# John-ross tackle (UK)



## BottomBouncer (Jan 20, 2005)

I checked this site out before, only for rods, looked around it again today. Pretty nice site overall. They have some things I have not seen before also some good gear.

www.johnsonrosstackle.co.uk


----------



## RiverRat (Apr 5, 2004)

BB, have you contacted them to see if they ship to he USA?
If your ever wanting to get any carp rods directy from the UK..contact Rob or Pete at Specialist Tackle LLC in New York and ask them with they are getting their next container sent over....they will get your rods brought over that way...with NO charge for the over-seas transportation.

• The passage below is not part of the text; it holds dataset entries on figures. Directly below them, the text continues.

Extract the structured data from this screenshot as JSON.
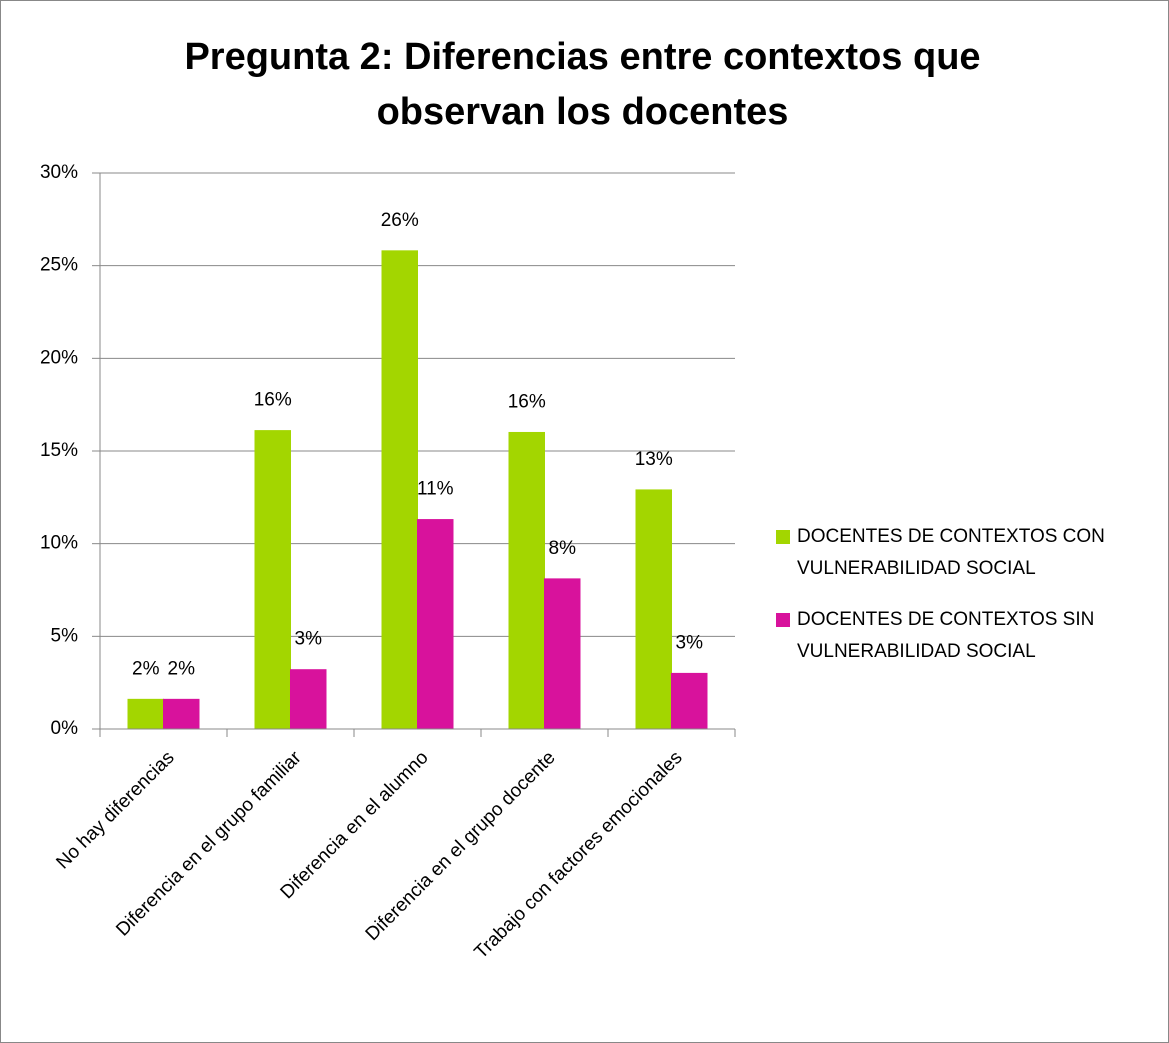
{
  "chart_data": {
    "type": "bar",
    "title": "Pregunta 2: Diferencias entre contextos que observan los docentes",
    "categories": [
      "No hay diferencias",
      "Diferencia en el grupo familiar",
      "Diferencia en el alumno",
      "Diferencia en el grupo docente",
      "Trabajo con factores emocionales"
    ],
    "series": [
      {
        "name": "DOCENTES DE CONTEXTOS CON VULNERABILIDAD SOCIAL",
        "color": "#a3d600",
        "values": [
          1.6,
          16.1,
          25.8,
          16.0,
          12.9
        ],
        "value_labels": [
          "2%",
          "16%",
          "26%",
          "16%",
          "13%"
        ]
      },
      {
        "name": "DOCENTES DE CONTEXTOS SIN VULNERABILIDAD SOCIAL",
        "color": "#d8129c",
        "values": [
          1.6,
          3.2,
          11.3,
          8.1,
          3.0
        ],
        "value_labels": [
          "2%",
          "3%",
          "11%",
          "8%",
          "3%"
        ]
      }
    ],
    "ylim": [
      0,
      30
    ],
    "yticks": [
      {
        "value": 0,
        "label": "0%"
      },
      {
        "value": 5,
        "label": "5%"
      },
      {
        "value": 10,
        "label": "10%"
      },
      {
        "value": 15,
        "label": "15%"
      },
      {
        "value": 20,
        "label": "20%"
      },
      {
        "value": 25,
        "label": "25%"
      },
      {
        "value": 30,
        "label": "30%"
      }
    ],
    "grid": true,
    "legend": "right"
  }
}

It would save ya a possible few $100 on shipping directly from the UK. This is also true for any big heavy items like bedchairs, bivvys, ect.
Both my Fox Ultra Bedchair and Fox Evo Classic Brolly came over in one of their containers and saved me a ton in shipping costs.

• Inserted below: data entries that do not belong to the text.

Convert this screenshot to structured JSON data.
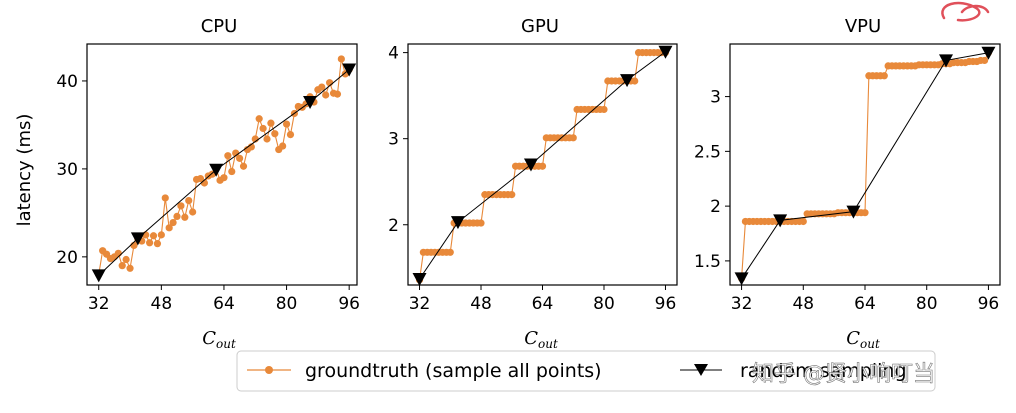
{
  "chart_data": [
    {
      "type": "line",
      "title": "CPU",
      "xlabel": "C",
      "xlabel_sub": "out",
      "ylabel": "latency (ms)",
      "xlim": [
        29,
        98
      ],
      "ylim": [
        16.8,
        44.2
      ],
      "xticks": [
        32,
        48,
        64,
        80,
        96
      ],
      "yticks": [
        20,
        30,
        40
      ],
      "series": [
        {
          "name": "groundtruth (sample all points)",
          "x": [
            32,
            33,
            34,
            35,
            36,
            37,
            38,
            39,
            40,
            41,
            42,
            43,
            44,
            45,
            46,
            47,
            48,
            49,
            50,
            51,
            52,
            53,
            54,
            55,
            56,
            57,
            58,
            59,
            60,
            61,
            62,
            63,
            64,
            65,
            66,
            67,
            68,
            69,
            70,
            71,
            72,
            73,
            74,
            75,
            76,
            77,
            78,
            79,
            80,
            81,
            82,
            83,
            84,
            85,
            86,
            87,
            88,
            89,
            90,
            91,
            92,
            93,
            94,
            95,
            96
          ],
          "y": [
            18.0,
            20.7,
            20.3,
            19.8,
            20.0,
            20.4,
            19.0,
            19.7,
            18.7,
            21.3,
            22.0,
            21.8,
            22.5,
            21.6,
            22.4,
            21.5,
            22.5,
            26.7,
            23.3,
            23.9,
            24.6,
            25.8,
            24.5,
            26.4,
            25.1,
            28.8,
            28.9,
            28.4,
            29.2,
            29.4,
            30.0,
            28.7,
            29.0,
            31.5,
            29.7,
            31.8,
            31.2,
            30.3,
            32.2,
            32.5,
            33.4,
            35.7,
            34.6,
            33.4,
            35.2,
            34.0,
            32.2,
            32.6,
            35.1,
            33.9,
            36.3,
            37.1,
            37.0,
            37.4,
            38.2,
            37.6,
            39.0,
            39.3,
            38.4,
            39.8,
            38.6,
            38.5,
            42.5,
            40.8,
            41.3
          ]
        },
        {
          "name": "random sampling",
          "x": [
            32,
            42,
            62,
            86,
            96
          ],
          "y": [
            17.9,
            22.1,
            29.9,
            37.6,
            41.3
          ]
        }
      ]
    },
    {
      "type": "line",
      "title": "GPU",
      "xlabel": "C",
      "xlabel_sub": "out",
      "ylabel": "",
      "xlim": [
        29,
        99
      ],
      "ylim": [
        1.3,
        4.1
      ],
      "xticks": [
        32,
        48,
        64,
        80,
        96
      ],
      "yticks": [
        2,
        3,
        4
      ],
      "series": [
        {
          "name": "groundtruth (sample all points)",
          "x": [
            32,
            33,
            34,
            35,
            36,
            37,
            38,
            39,
            40,
            41,
            42,
            43,
            44,
            45,
            46,
            47,
            48,
            49,
            50,
            51,
            52,
            53,
            54,
            55,
            56,
            57,
            58,
            59,
            60,
            61,
            62,
            63,
            64,
            65,
            66,
            67,
            68,
            69,
            70,
            71,
            72,
            73,
            74,
            75,
            76,
            77,
            78,
            79,
            80,
            81,
            82,
            83,
            84,
            85,
            86,
            87,
            88,
            89,
            90,
            91,
            92,
            93,
            94,
            95,
            96
          ],
          "y": [
            1.36,
            1.68,
            1.68,
            1.68,
            1.68,
            1.68,
            1.68,
            1.68,
            1.68,
            2.02,
            2.02,
            2.02,
            2.02,
            2.02,
            2.02,
            2.02,
            2.02,
            2.35,
            2.35,
            2.35,
            2.35,
            2.35,
            2.35,
            2.35,
            2.35,
            2.68,
            2.68,
            2.68,
            2.68,
            2.68,
            2.68,
            2.68,
            2.68,
            3.01,
            3.01,
            3.01,
            3.01,
            3.01,
            3.01,
            3.01,
            3.01,
            3.34,
            3.34,
            3.34,
            3.34,
            3.34,
            3.34,
            3.34,
            3.34,
            3.67,
            3.67,
            3.67,
            3.67,
            3.67,
            3.67,
            3.67,
            3.67,
            4.0,
            4.0,
            4.0,
            4.0,
            4.0,
            4.0,
            4.0,
            4.0
          ]
        },
        {
          "name": "random sampling",
          "x": [
            32,
            42,
            61,
            86,
            96
          ],
          "y": [
            1.37,
            2.03,
            2.7,
            3.68,
            4.01
          ]
        }
      ]
    },
    {
      "type": "line",
      "title": "VPU",
      "xlabel": "C",
      "xlabel_sub": "out",
      "ylabel": "",
      "xlim": [
        29,
        99
      ],
      "ylim": [
        1.28,
        3.48
      ],
      "xticks": [
        32,
        48,
        64,
        80,
        96
      ],
      "yticks": [
        1.5,
        2.0,
        2.5,
        3.0
      ],
      "series": [
        {
          "name": "groundtruth (sample all points)",
          "x": [
            32,
            33,
            34,
            35,
            36,
            37,
            38,
            39,
            40,
            41,
            42,
            43,
            44,
            45,
            46,
            47,
            48,
            49,
            50,
            51,
            52,
            53,
            54,
            55,
            56,
            57,
            58,
            59,
            60,
            61,
            62,
            63,
            64,
            65,
            66,
            67,
            68,
            69,
            70,
            71,
            72,
            73,
            74,
            75,
            76,
            77,
            78,
            79,
            80,
            81,
            82,
            83,
            84,
            85,
            86,
            87,
            88,
            89,
            90,
            91,
            92,
            93,
            94,
            95,
            96
          ],
          "y": [
            1.34,
            1.86,
            1.86,
            1.86,
            1.86,
            1.86,
            1.86,
            1.86,
            1.86,
            1.86,
            1.86,
            1.86,
            1.86,
            1.86,
            1.86,
            1.86,
            1.86,
            1.93,
            1.93,
            1.93,
            1.93,
            1.93,
            1.93,
            1.93,
            1.93,
            1.94,
            1.94,
            1.94,
            1.94,
            1.94,
            1.94,
            1.94,
            1.94,
            3.19,
            3.19,
            3.19,
            3.19,
            3.19,
            3.28,
            3.28,
            3.28,
            3.28,
            3.28,
            3.28,
            3.28,
            3.28,
            3.29,
            3.29,
            3.29,
            3.29,
            3.29,
            3.29,
            3.3,
            3.3,
            3.3,
            3.31,
            3.31,
            3.31,
            3.31,
            3.32,
            3.32,
            3.32,
            3.33,
            3.33,
            3.4
          ]
        },
        {
          "name": "random sampling",
          "x": [
            32,
            42,
            61,
            85,
            96
          ],
          "y": [
            1.34,
            1.87,
            1.95,
            3.33,
            3.4
          ]
        }
      ]
    }
  ],
  "legend": {
    "groundtruth_label": "groundtruth (sample all points)",
    "sampling_label": "random sampling",
    "placement": "bottom-center"
  },
  "watermark": {
    "text": "知乎 @贤小响叮当"
  },
  "colors": {
    "groundtruth": "#e8893a",
    "sampling": "#000000",
    "axes": "#000000"
  }
}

Riverview of Waddington Motel
12508 State Highway 37, Waddington, NY 13694 

1-315-388-5912

All ya have to do is find items on the Specialist Tackle UK web site and contact Rob or Pete and let them know what you want, great guys and very nice.

http://www.specialist-tackle.co.uk/

Scott


----------



## RiverRat (Apr 5, 2004)

Also, if ya ever want to figure out just how much shipping cost and stuff is, just go to one of those UK sites and add items of interest to your basket..then go to check out....you will see just how much the total would be, of course as long as you dont hit the confirm buttom you dont have to worry about buying the stuff...i do this all the time to figure shipping cost, ect.

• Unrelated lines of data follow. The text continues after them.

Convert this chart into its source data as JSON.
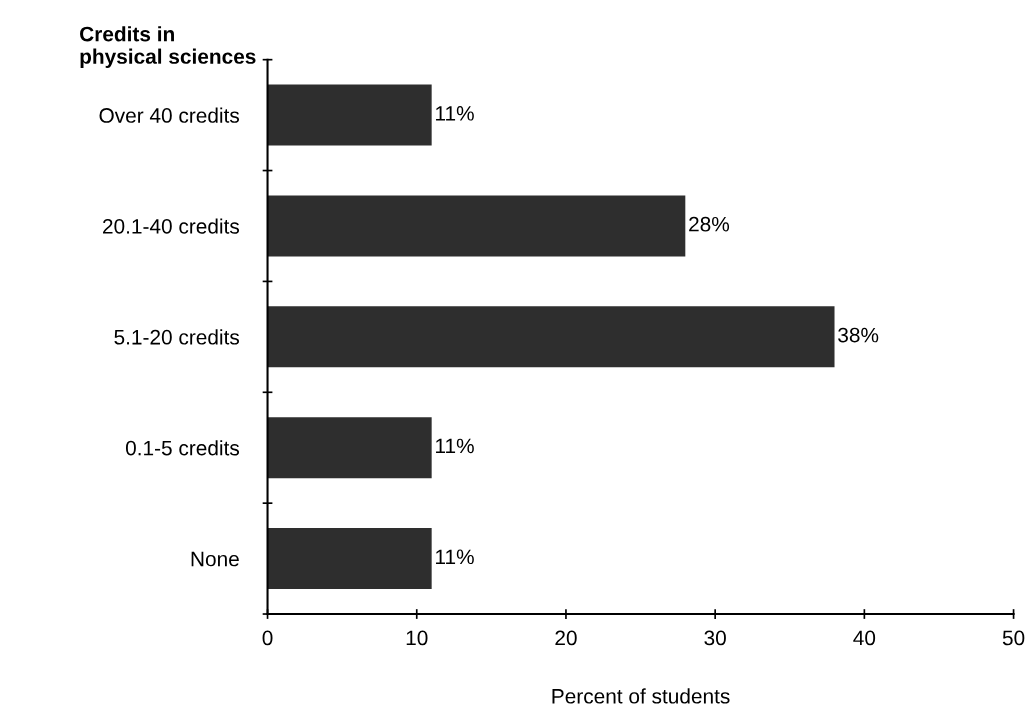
{
  "chart_data": {
    "type": "bar",
    "orientation": "horizontal",
    "categories": [
      "Over 40 credits",
      "20.1-40 credits",
      "5.1-20 credits",
      "0.1-5 credits",
      "None"
    ],
    "values": [
      11,
      28,
      38,
      11,
      11
    ],
    "value_labels": [
      "11%",
      "28%",
      "38%",
      "11%",
      "11%"
    ],
    "color": "#2e2e2e",
    "xlim": [
      0,
      50
    ],
    "xticks": [
      0,
      10,
      20,
      30,
      40,
      50
    ],
    "xlabel": "Percent of students",
    "ylabel": "Credits in\nphysical sciences",
    "grid": false
  }
}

Another option is to contact the guys at ACS, they will be getting a few big shipments in this year(next ones in March)..my Century rods are coming over on that shipment, saved me a lot of $ on shipping and i mean a LOT of $ .

Ive tried to order things through another Carp tackle dealer here in the USA, but hes got to be the slowest one ever...only gets 1 to 2 containers a year..i aint got that much time to waste on him.

Scott


----------